【社説】上越市の増える外国人市民数や、上越国際交流協会(JOIN)の先見性に見る

昨年12月11日のJOIN独自に行う「英語しゃべり場」終了後に参加者皆んなで記念撮影
上越市にある「上越国際交流協会(JOIN)」は来年3月で結成30年を迎える。現在は同市多文化共生課や教育委員会、上越教育大、県国際交流協会などからの事業委託も受けながら、市民プラザ内の国際交流センターで運営事業を行っている。まさに国際交流や国際理解のための役割を担い、市内に住む様々な国籍や民族などの異なる人々をサポートする機関でもある。
言うまでもなく、全国そして県内自治体にも国際交流協会はあり、それぞれが様々な事業を通して、各市内の国際交流の拠点としてその役割を果たしている。主な共通の事業は①外国人相談事業②生活日本語教室③通訳について学ぶ講座④異文化交流事業⑤国際交流サポーター養成講座⑥やさしい日本語講座⑦小中学校異文化交流イベント―などが一応挙げられよう。
そんな中、上越市内在住の外国人の実態については10年程前1、100人余りだったが、令和7年3月現在、2倍以上の2、430人を数えるという。国別ではフィリピン979人、中国347人、ベトナム310人、韓国170人、インドネシア142人、ミャンマー90人、ブラジル62人、タイ49人、ネパール及びパキスタン37人を数えるなど、中東やアフリカなども含め43か国から当市にやって来ている。以前は農村部などへの結婚が多かった時期もあったが、昨今は圧倒的に特定技能外国人としての外国人就労であり、土木・建設業はもとより食品製造やコンビニなどのほか、最近は電子部品製造などが増えているとのことだ。と言うのも国として人手不足は深刻化しており、生産性向上や国内人材確保の取組みとして、一定の専門性・技能のある即戦力となる外国人を受け入れていく仕組みを構築するために、ここに来て特性技能制度が創設されたためでもある。

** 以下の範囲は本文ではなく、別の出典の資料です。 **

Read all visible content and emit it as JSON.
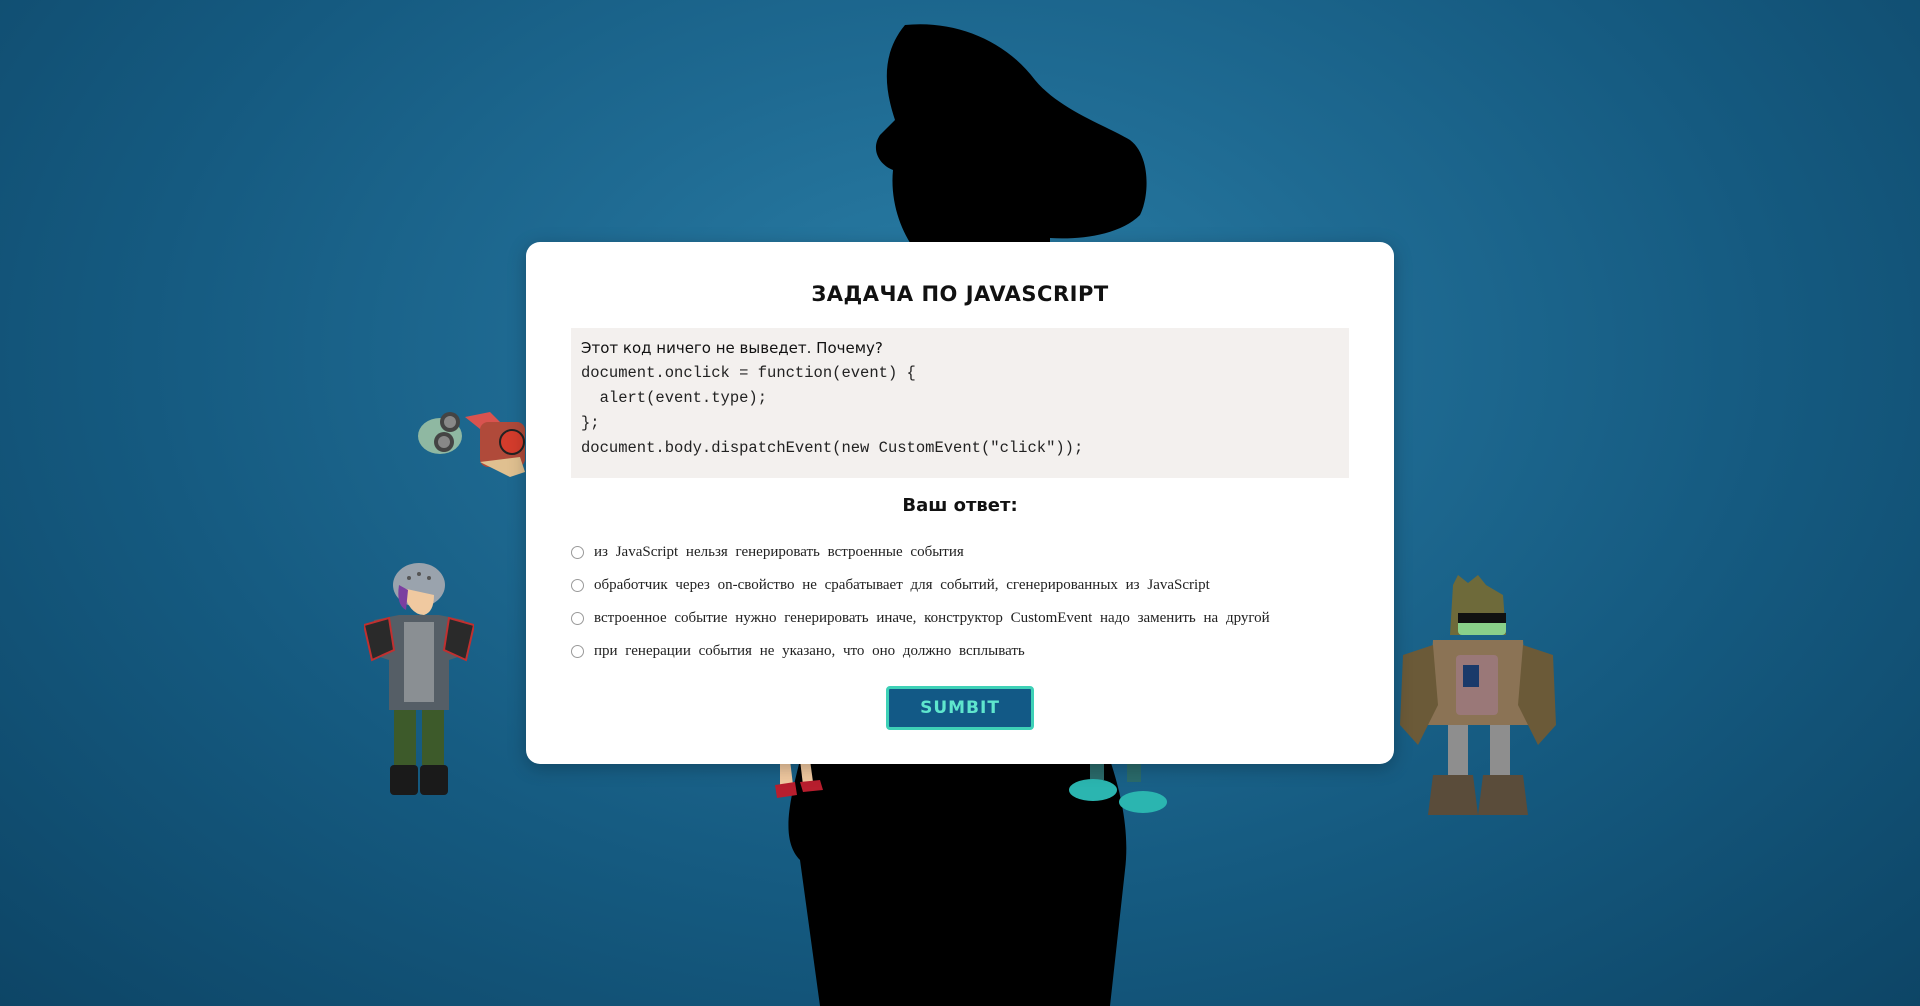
{
  "modal": {
    "title": "ЗАДАЧА ПО JAVASCRIPT",
    "question": "Этот код ничего не выведет. Почему?",
    "code_lines": [
      "document.onclick = function(event) {",
      "  alert(event.type);",
      "};",
      "document.body.dispatchEvent(new CustomEvent(\"click\"));"
    ],
    "answer_label": "Ваш ответ:",
    "options": [
      "из JavaScript нельзя генерировать встроенные события",
      "обработчик через on-свойство не срабатывает для событий, сгенерированных из JavaScript",
      "встроенное событие нужно генерировать иначе, конструктор CustomEvent надо заменить на другой",
      "при генерации события не указано, что оно должно всплывать"
    ],
    "submit_label": "SUMBIT"
  },
  "colors": {
    "background": "#1f6b93",
    "modal_bg": "#ffffff",
    "code_bg": "#f3f0ee",
    "submit_bg": "#125986",
    "submit_border": "#3ed1b7",
    "submit_text": "#5fe6cd"
  }
}
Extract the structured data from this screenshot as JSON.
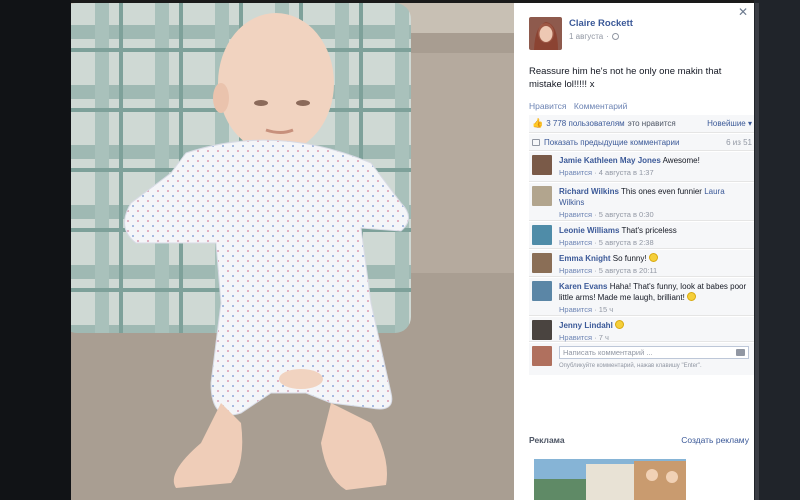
{
  "post": {
    "author": "Claire Rockett",
    "date": "1 августа",
    "text": "Reassure him he's not he only one makin that mistake lol!!!!! x",
    "actions": {
      "like": "Нравится",
      "comment": "Комментарий"
    }
  },
  "likes": {
    "count": "3 778",
    "suffix": "пользователям",
    "text": "это нравится",
    "sort": "Новейшие"
  },
  "previous": {
    "label": "Показать предыдущие комментарии",
    "count": "6 из 51"
  },
  "comments": [
    {
      "name": "Jamie Kathleen May Jones",
      "text": "Awesome!",
      "like": "Нравится",
      "time": "4 августа в 1:37",
      "avatar_color": "#7a5a48"
    },
    {
      "name": "Richard Wilkins",
      "text": "This ones even funnier",
      "link": "Laura Wilkins",
      "like": "Нравится",
      "time": "5 августа в 0:30",
      "avatar_color": "#b2a58e"
    },
    {
      "name": "Leonie Williams",
      "text": "That's priceless",
      "like": "Нравится",
      "time": "5 августа в 2:38",
      "avatar_color": "#4f8ca8"
    },
    {
      "name": "Emma Knight",
      "text": "So funny!",
      "like": "Нравится",
      "time": "5 августа в 20:11",
      "avatar_color": "#8a6e56"
    },
    {
      "name": "Karen Evans",
      "text": "Haha! That's funny, look at babes poor little arms! Made me laugh, brilliant!",
      "like": "Нравится",
      "time": "15 ч",
      "avatar_color": "#5b86a6"
    },
    {
      "name": "Jenny Lindahl",
      "text": "",
      "like": "Нравится",
      "time": "7 ч",
      "avatar_color": "#4a4440"
    }
  ],
  "input": {
    "placeholder": "Написать комментарий ...",
    "hint": "Опубликуйте комментарий, нажав клавишу \"Enter\"."
  },
  "ads": {
    "title": "Реклама",
    "create": "Создать рекламу"
  },
  "icons": [
    "close-icon",
    "globe-icon",
    "thumbs-up-icon",
    "comment-icon",
    "camera-icon",
    "smiley-icon"
  ],
  "colors": {
    "link": "#3b5998",
    "panel_bg": "#f6f7f9",
    "meta": "#9197a3"
  }
}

さて、話を上越交流協会に戻したい。同市多文化共生課ではJOINのことをどう見ているか聞いた。まず「多文化共生に向けて、JOINは当市在住の外国人の皆さんに寄り添いながら、自分達独自のプログラムを展開されている」と担当者は話す。特にJOINが独自に積極的に取り組む事業を列挙すると①英会話講座②市学校教育との連携としての日本語学習支援や日本語初期指導、就学直前のプレスクール、学校への通訳者派遣③上越教育大との協働による学習支援、多文化共生セミナー⑤英語やフランスしゃべり場⑥更に市民活動として上越まつりや外国人医療支援⑦医療通訳派遣や医療通訳ボランティア講座―などのほか盛りだくさんな取組を行っている。

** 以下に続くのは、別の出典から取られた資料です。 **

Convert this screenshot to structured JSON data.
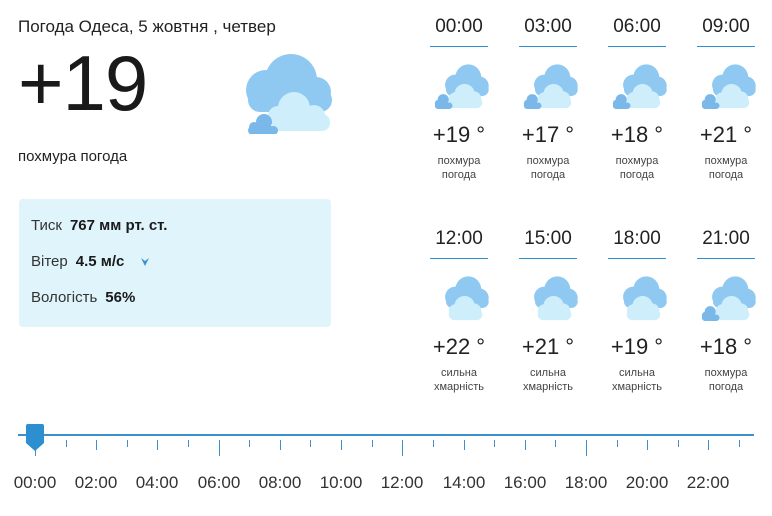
{
  "header": {
    "title": "Погода Одеса, 5 жовтня , четвер"
  },
  "current": {
    "temp": "+19",
    "condition": "похмура погода",
    "icon": "cloudy-icon"
  },
  "details": {
    "pressure_label": "Тиск",
    "pressure_value": "767 мм рт. ст.",
    "wind_label": "Вітер",
    "wind_value": "4.5 м/с",
    "wind_icon": "wind-direction-arrow-icon",
    "humidity_label": "Вологість",
    "humidity_value": "56%"
  },
  "forecast": [
    {
      "time": "00:00",
      "temp": "+19 °",
      "desc1": "похмура",
      "desc2": "погода",
      "icon": "cloudy-icon"
    },
    {
      "time": "03:00",
      "temp": "+17 °",
      "desc1": "похмура",
      "desc2": "погода",
      "icon": "cloudy-icon"
    },
    {
      "time": "06:00",
      "temp": "+18 °",
      "desc1": "похмура",
      "desc2": "погода",
      "icon": "cloudy-icon"
    },
    {
      "time": "09:00",
      "temp": "+21 °",
      "desc1": "похмура",
      "desc2": "погода",
      "icon": "cloudy-icon"
    },
    {
      "time": "12:00",
      "temp": "+22 °",
      "desc1": "сильна",
      "desc2": "хмарність",
      "icon": "heavy-cloud-icon"
    },
    {
      "time": "15:00",
      "temp": "+21 °",
      "desc1": "сильна",
      "desc2": "хмарність",
      "icon": "heavy-cloud-icon"
    },
    {
      "time": "18:00",
      "temp": "+19 °",
      "desc1": "сильна",
      "desc2": "хмарність",
      "icon": "heavy-cloud-icon"
    },
    {
      "time": "21:00",
      "temp": "+18 °",
      "desc1": "похмура",
      "desc2": "погода",
      "icon": "cloudy-icon"
    }
  ],
  "timeline": {
    "labels": [
      "00:00",
      "02:00",
      "04:00",
      "06:00",
      "08:00",
      "10:00",
      "12:00",
      "14:00",
      "16:00",
      "18:00",
      "20:00",
      "22:00"
    ],
    "selected": "00:00",
    "accent": "#2b8fd0"
  },
  "colors": {
    "accent": "#2b8fd0",
    "info_bg": "#dff4fb",
    "cloud_light": "#cdeefa",
    "cloud_blue": "#8fc9f2"
  }
}
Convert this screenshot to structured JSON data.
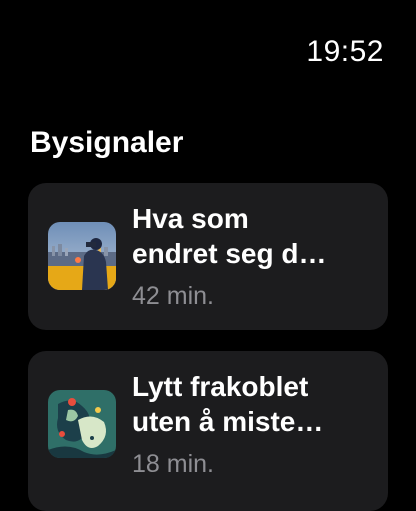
{
  "status_bar": {
    "time": "19:52"
  },
  "section": {
    "title": "Bysignaler"
  },
  "episodes": [
    {
      "title": "Hva som\nendret seg d…",
      "duration": "42 min.",
      "artwork": "city-skyline-person-artwork"
    },
    {
      "title": "Lytt frakoblet\nuten å miste…",
      "duration": "18 min.",
      "artwork": "abstract-map-artwork"
    }
  ],
  "colors": {
    "background": "#000000",
    "card": "#1c1c1e",
    "secondary_text": "#8e8e93"
  }
}
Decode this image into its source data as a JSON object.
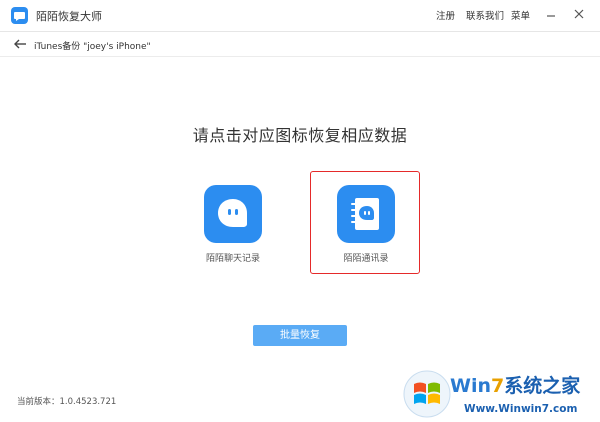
{
  "window": {
    "title": "陌陌恢复大师",
    "menu": [
      "注册",
      "联系我们",
      "菜单"
    ]
  },
  "breadcrumb": {
    "text": "iTunes备份  \"joey's iPhone\""
  },
  "main": {
    "headline": "请点击对应图标恢复相应数据",
    "options": [
      {
        "label": "陌陌聊天记录",
        "icon": "chat-bubble-icon",
        "selected": false
      },
      {
        "label": "陌陌通讯录",
        "icon": "contacts-book-icon",
        "selected": true
      }
    ],
    "batch_button": "批量恢复"
  },
  "footer": {
    "version": "当前版本：1.0.4523.721"
  },
  "watermark": {
    "brand_prefix": "Win",
    "brand_digit": "7",
    "brand_suffix": "系统之家",
    "url": "Www.Winwin7.com"
  },
  "colors": {
    "accent": "#2c8df0",
    "button": "#5aabf5",
    "highlight": "#e52a2a"
  }
}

市からの委託を受ける生活日本語教室に少し言及したい。大きな企業では独自に生活日本語教室を設けるなど対応に当たっているものの、それでもJOINの教室に通う外国人就労者も増えている。そこで今、四カ所で行っている生活日本語教室では、より寄り添った対応に当たっており、通う外国人の国別の参加者が増え、ベトナムやインドネシア、ミャンマーなどからの外国人が著しく増えている。しかも、10代から20代の男女若者達が増加傾向だ。多感な外国人若者だからこそ、その対応の難しさもある。より丁寧できめ細かい対応が求められており、JOINのスタッフはもとより生活日本語ボランティアなども優しい対応に当たっているという。それが先見性のカギでもあろう。